Throughout the 19th century, the cantonment played a key role in British military operations in the Deccan. High-ranking officers were posted there (for example, the future Duke of Wellington served in the early 1800s), and regiments such as the 63rd Foot took up quarters in Bellary’s barracks. Part of the infantry barracks was even converted into a military prison known as the Alipore Jail, used to detain prisoners of war. Bellary remained an important station through the late colonial period; its strategic location made it a communications hub, famously serving as a stopover on the early 20th-century inland airmail route between Madras and Karachi.

The last British units withdrew after World War I and after India’s independence, the British military presence in Ballari had ended. The cantonment’s properties were transferred to civil authorities, the Christ the King Church (built for troops) was transferred from the Anglican Church to local Catholic hands in 1939. By the mid-20th century most of the cantonment barracks and the Alipore Jail had been handed over to civilian institutions. The Alipore Jail block was later converted into Ballari Government Medical College.
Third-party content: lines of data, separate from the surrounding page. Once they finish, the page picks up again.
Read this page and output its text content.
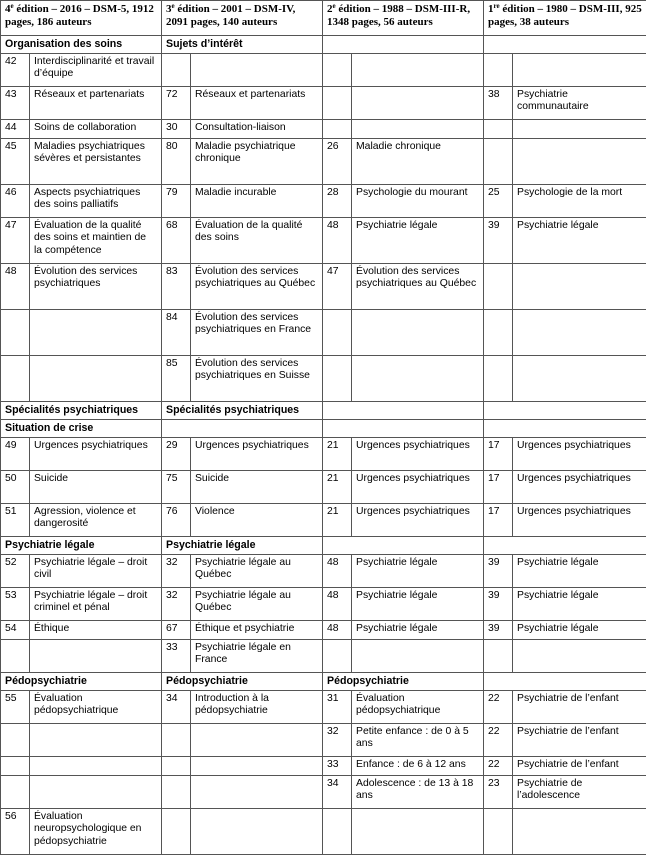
4e édition – 2016 – DSM-5, 1912 pages, 186 auteurs		3e édition – 2001 – DSM-IV, 2091 pages, 140 auteurs		2e édition – 1988 – DSM-III-R, 1348 pages, 56 auteurs		1re édition – 1980 – DSM-III, 925 pages, 38 auteurs	
Organisation des soins		Sujets d’intérêt					
42	Interdisciplinarité et travail d’équipe						
43	Réseaux et partenariats	72	Réseaux et partenariats			38	Psychiatrie communautaire
44	Soins de collaboration	30	Consultation-liaison				
45	Maladies psychiatriques sévères et persistantes	80	Maladie psychiatrique chronique	26	Maladie chronique		
46	Aspects psychiatriques des soins palliatifs	79	Maladie incurable	28	Psychologie du mourant	25	Psychologie de la mort
47	Évaluation de la qualité des soins et maintien de la compétence	68	Évaluation de la qualité des soins	48	Psychiatrie légale	39	Psychiatrie légale
48	Évolution des services psychiatriques	83	Évolution des services psychiatriques au Québec	47	Évolution des services psychiatriques au Québec		
		84	Évolution des services psychiatriques en France				
		85	Évolution des services psychiatriques en Suisse				
Spécialités psychiatriques		Spécialités psychiatriques					
Situation de crise							
49	Urgences psychiatriques	29	Urgences psychiatriques	21	Urgences psychiatriques	17	Urgences psychiatriques
50	Suicide	75	Suicide	21	Urgences psychiatriques	17	Urgences psychiatriques
51	Agression, violence et dangerosité	76	Violence	21	Urgences psychiatriques	17	Urgences psychiatriques
Psychiatrie légale		Psychiatrie légale					
52	Psychiatrie légale – droit civil	32	Psychiatrie légale au Québec	48	Psychiatrie légale	39	Psychiatrie légale
53	Psychiatrie légale – droit criminel et pénal	32	Psychiatrie légale au Québec	48	Psychiatrie légale	39	Psychiatrie légale
54	Éthique	67	Éthique et psychiatrie	48	Psychiatrie légale	39	Psychiatrie légale
		33	Psychiatrie légale en France				
Pédopsychiatrie		Pédopsychiatrie		Pédopsychiatrie			
55	Évaluation pédopsychiatrique	34	Introduction à la pédopsychiatrie	31	Évaluation pédopsychiatrique	22	Psychiatrie de l’enfant
				32	Petite enfance : de 0 à 5 ans	22	Psychiatrie de l’enfant
				33	Enfance : de 6 à 12 ans	22	Psychiatrie de l’enfant
				34	Adolescence : de 13 à 18 ans	23	Psychiatrie de l’adolescence
56	Évaluation neuropsychologique en pédopsychiatrie						
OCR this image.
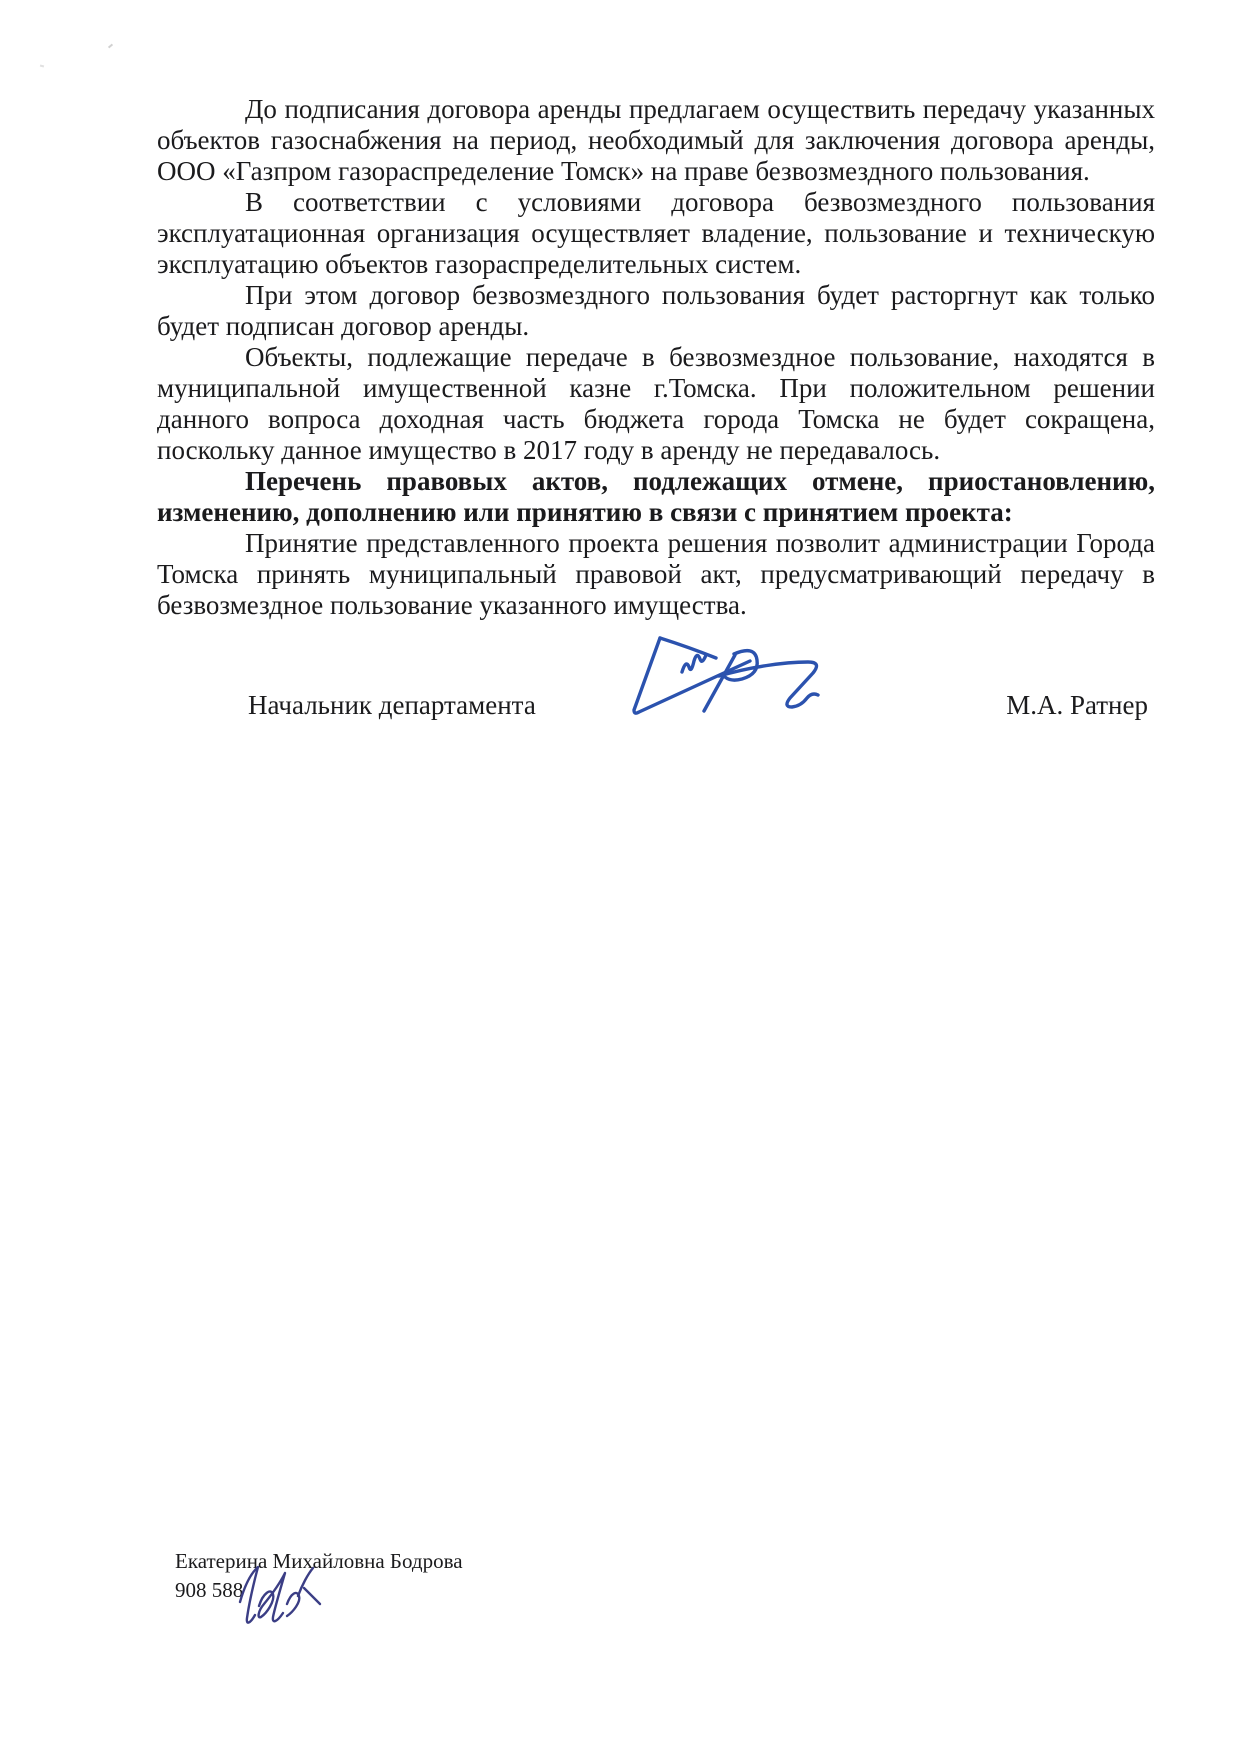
До подписания договора аренды предлагаем осуществить передачу указанных объектов газоснабжения на период, необходимый для заключения договора аренды, ООО «Газпром газораспределение Томск» на праве безвозмездного пользования.

В соответствии с условиями договора безвозмездного пользования эксплуатационная организация осуществляет владение, пользование и техническую эксплуатацию объектов газораспределительных систем.

При этом договор безвозмездного пользования будет расторгнут как только будет подписан договор аренды.

Объекты, подлежащие передаче в безвозмездное пользование, находятся в муниципальной имущественной казне г.Томска. При положительном решении данного вопроса доходная часть бюджета города Томска не будет сокращена, поскольку данное имущество в 2017 году в аренду не передавалось.

Перечень правовых актов, подлежащих отмене, приостановлению, изменению, дополнению или принятию в связи с принятием проекта:

Принятие представленного проекта решения позволит администрации Города Томска принять муниципальный правовой акт, предусматривающий передачу в безвозмездное пользование указанного имущества.

Начальник департамента	М.А. Ратнер
Екатерина Михайловна Бодрова
908 588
==Layout and Infrastructure ==
The Bellary Cantonment has a rectangular layout and is located to the west of Bellary Fort, on the Ballari Gudda hill. Historical accounts describe it as a self-contained military quarter with troop accommodations, offices, and support facilities. The cantonment included barrack complexes for infantry, cavalry and artillery units, along with parade grounds and supply depots. The colonial-era School of Musketry was also located here by the 1890s. A prominent feature of the cantonment was its Protestant church. A new Christ Church was built in the cantonment in 1816 by British military engineers, using local granite and limestone at considerable expense. This structure was later turned over to the Catholic mission after the army left.

The lower fortifications at the hill’s base, which formed part of the old Bellary Fort complex contained ancillary facilities such as a commissariat store, orphanage, Masonic lodge, post office, and private residences. Another significant facility was the Alipore Jail. In the late 19th century the British converted part of the cantonment’s infantry barracks into a high-security military prison. This prison included solitary-confinement cells and housed foreign POWs and later political detainees. After independence it was briefly used as a civilian prison. The remaining structures (14 blocks) were eventually repurposed for the Government Medical College, and only one block survives today as the Swatantra Smarak (Independence Memorial) complex. The cantonment had golf links, race course, a large military hospital and barracks for all segments of the army. Wellington and Edward Williams served as officers in this cantonment.

== Military role ==
Bellary Cantonment served as a major garrison town within the Madras Presidency and was recognized as the second-largest military station in southern India after Madras. Regiments such as the 63rd Foot were stationed here, and the cantonment played a significant role in supporting operations across the southern Deccan. The Alipore Jail took on particular importance during the early 20th century. Following the Malabar Rebellion, over 2,000 Moplah detainees were transferred to Bellary in 1920. The cantonment’s existing prison facilities allowed the colonial administration to manage large-scale internment operations during this period. By the 1920s, Bellary's military relevance had declined, and the British began to scale down operations. By 1930, the cantonment was decommissioned. The last regiments were withdrawn, and remaining properties were gradually turned over to civilian authorities.